Monday 27 May 2013

IMPOTANCE OF MARRITAL SEX




Many women today endure marriage rather than enjoy it. The man that was once head over heel in love with them, who could do anything for them is now like a total stranger to them. As far as many of these women are concerned, their man is the problem. He is the one that must change. And in search of solution to their marital problem, they move from one prayer house to another, pray all manner of prayers and take all manner of counsel from both qualified and unqualified quarters but all to no avail.

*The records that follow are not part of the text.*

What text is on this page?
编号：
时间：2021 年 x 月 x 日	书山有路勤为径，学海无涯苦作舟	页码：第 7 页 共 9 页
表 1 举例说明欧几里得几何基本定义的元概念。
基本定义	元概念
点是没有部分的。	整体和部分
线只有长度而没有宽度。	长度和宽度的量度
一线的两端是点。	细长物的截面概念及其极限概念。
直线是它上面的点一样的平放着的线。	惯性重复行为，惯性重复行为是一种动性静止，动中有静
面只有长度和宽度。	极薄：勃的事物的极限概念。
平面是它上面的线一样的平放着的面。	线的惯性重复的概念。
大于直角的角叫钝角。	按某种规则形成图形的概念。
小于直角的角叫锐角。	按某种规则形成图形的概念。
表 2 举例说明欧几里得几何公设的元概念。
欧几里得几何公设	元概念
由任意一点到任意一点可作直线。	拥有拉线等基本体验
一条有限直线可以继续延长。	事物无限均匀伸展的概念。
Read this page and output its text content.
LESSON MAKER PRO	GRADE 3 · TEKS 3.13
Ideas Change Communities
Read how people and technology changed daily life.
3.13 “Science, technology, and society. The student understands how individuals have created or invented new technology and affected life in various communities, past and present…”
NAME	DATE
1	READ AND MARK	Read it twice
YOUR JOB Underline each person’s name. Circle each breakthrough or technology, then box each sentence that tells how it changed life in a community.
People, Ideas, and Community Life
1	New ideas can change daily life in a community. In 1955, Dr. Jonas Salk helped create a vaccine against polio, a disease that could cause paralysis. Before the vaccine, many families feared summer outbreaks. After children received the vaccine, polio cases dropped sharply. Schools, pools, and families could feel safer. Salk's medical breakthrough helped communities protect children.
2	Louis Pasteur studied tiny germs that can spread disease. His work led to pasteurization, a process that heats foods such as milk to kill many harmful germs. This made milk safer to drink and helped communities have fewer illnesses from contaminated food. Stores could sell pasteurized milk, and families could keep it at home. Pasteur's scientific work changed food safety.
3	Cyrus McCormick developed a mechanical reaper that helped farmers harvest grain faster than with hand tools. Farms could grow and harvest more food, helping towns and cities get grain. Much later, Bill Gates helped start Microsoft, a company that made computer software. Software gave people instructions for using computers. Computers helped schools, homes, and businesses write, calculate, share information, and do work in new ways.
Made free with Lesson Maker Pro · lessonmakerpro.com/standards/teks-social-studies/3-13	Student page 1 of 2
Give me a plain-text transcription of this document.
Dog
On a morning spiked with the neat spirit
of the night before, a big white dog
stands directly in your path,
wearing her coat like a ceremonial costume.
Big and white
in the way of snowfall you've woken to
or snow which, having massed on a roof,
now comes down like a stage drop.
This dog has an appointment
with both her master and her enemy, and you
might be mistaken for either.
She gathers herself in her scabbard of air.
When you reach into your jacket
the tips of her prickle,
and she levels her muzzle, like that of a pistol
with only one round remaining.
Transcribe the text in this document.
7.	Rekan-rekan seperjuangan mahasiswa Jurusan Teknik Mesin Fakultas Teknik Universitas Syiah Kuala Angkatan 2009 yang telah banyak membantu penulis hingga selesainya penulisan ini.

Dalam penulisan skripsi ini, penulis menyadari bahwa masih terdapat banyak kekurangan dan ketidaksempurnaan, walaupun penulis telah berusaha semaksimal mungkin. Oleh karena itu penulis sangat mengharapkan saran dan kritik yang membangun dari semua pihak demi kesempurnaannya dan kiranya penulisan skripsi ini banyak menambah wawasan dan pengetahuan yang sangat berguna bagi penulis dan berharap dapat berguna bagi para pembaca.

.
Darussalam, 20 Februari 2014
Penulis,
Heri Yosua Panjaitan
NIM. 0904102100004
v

The truth is, over the years, I have come to discover that nobody has the power to change any other person other than themselves. The only way to change others is to change ourselves. For most of these women, the key to changing their husbands is changing themselves. It has been said that one of the definitions of madness is to keep doing things the same way and yet expect a different result. To get a better result other than you have been getting in your marriage, you must learn to do things differently. And as said earlier, you have power over yourself alone and not on your husband, so for once, look away from your husband and concentrate on yourself. What are the things you should do differently to get a different response from your man? The solutions to the problems we face in our homes as women are not often beyond us. We only need to look inward rather than outward. For women who are passing through turbulent times in their marriage and sincerely desire a turning around, you may have to do the following:

work on your sex life
Many women need to know how important sex is to a man and to the survival of their marriage. Many have lost their husbands because they are not up and doing in bed. They are always developing headaches and giving one excuse or the other every time their man turns to them for sex. And many of those husbands have innocently fallen into the hands of hungry women who are ready to give them more than they desire, that which their legal wives are always denying them. Is that the situation with you? If yes, then you will have to change. The way God made a man, sex is the most important thing to him in marriage. In fact, the first reason why he married you is so that he can have it when he wants it, and no matter what you do for him and on his behalf, if he cannot have it when he desires it, he sees you as not fulfilling your marital obligation to him.

The urge for sexual satisfaction comes before every and anything in a man’s life. This is unlike a woman, who has sex as the last thing on her mind. He does not just see sex as pleasure, he sees it as something he cannot do without; something that is paramount to his survival in life. That is why he cannot but turn to another woman when the one that should help him in fulfilling this urge is not forthcoming. As a wife you must know that the health of your sex life is directly proportionate to the health of your marriage. The way to a man’s heart they say is his stomach, but I have discovered that this is not the absolute truth. To me, the way to a man’s heart is under your skirt. That sounds dirty but it’s the truth. When a man has a wife who is ‘alive sexually’ to him, he will do everything and anything for her.  There are homes that are surviving in spite of the fact that the woman of the house is not a good cook. All they have to do is to make sure a good cook is employed and a wise woman in such situation makes sure she employs a man and not a woman as her cook so as to make sure she does not create a crack in her marriage. But the role of sexual fulfilment is such that a woman cannot employ another to fulfil. That is why every woman must make it her priority if she wants to keep her man. And the truth is, no matter what your opinion is concerning your husband, there are a thousand and one women out there who will be so glad to help you in fulfilling this role. So, my advice is, don’t be slack.
Make it enjoyable
it is not enough for a woman to be there for her man sexually, it is most important she contribute her quota to make each of their sexual encounters an exciting one.  Many women believe they are only to be on the receiving end. So, they just lie there like a log of wood, not contributing to the act, waiting for him to be through. This does not make for a great sex. For sex to be great for the two partners involved, they both must participate. Your man may not tell you, but I can speak authoritatively that he doesn’t enjoy being on the giving end alone. Just as he is touching you, he desires that you touch him as well. He desires that you guide his hand to the part of your body that gives you utmost pleasure.

In making it exciting, another thing your husband desires is that you sometime take the initiative. An average Nigerian woman believes she will be playing cheap if she initiates sexual intercourse with her husband. And this belief does not only stop her from initiating it; even when wants sex, she pretends as if she does not want it, in order not to appear cheap. But this is not the truth. My research has revealed to me that rather than men looking down on their wives for initiating sex, they see it as something great. In fact, it is something every man looks forward to because it gives him a sense of fulfilment. He sees it as a confirmation from his wife that he is satisfying her sexually and that she approves of him sexually. It boosts his ego and self-esteem. It boosts his self-confidence and gives him an assurance that no man can lure her into it in his absence.

Another way of making your sexual life enjoyable to your man is to verbally express your satisfaction to him during the very act.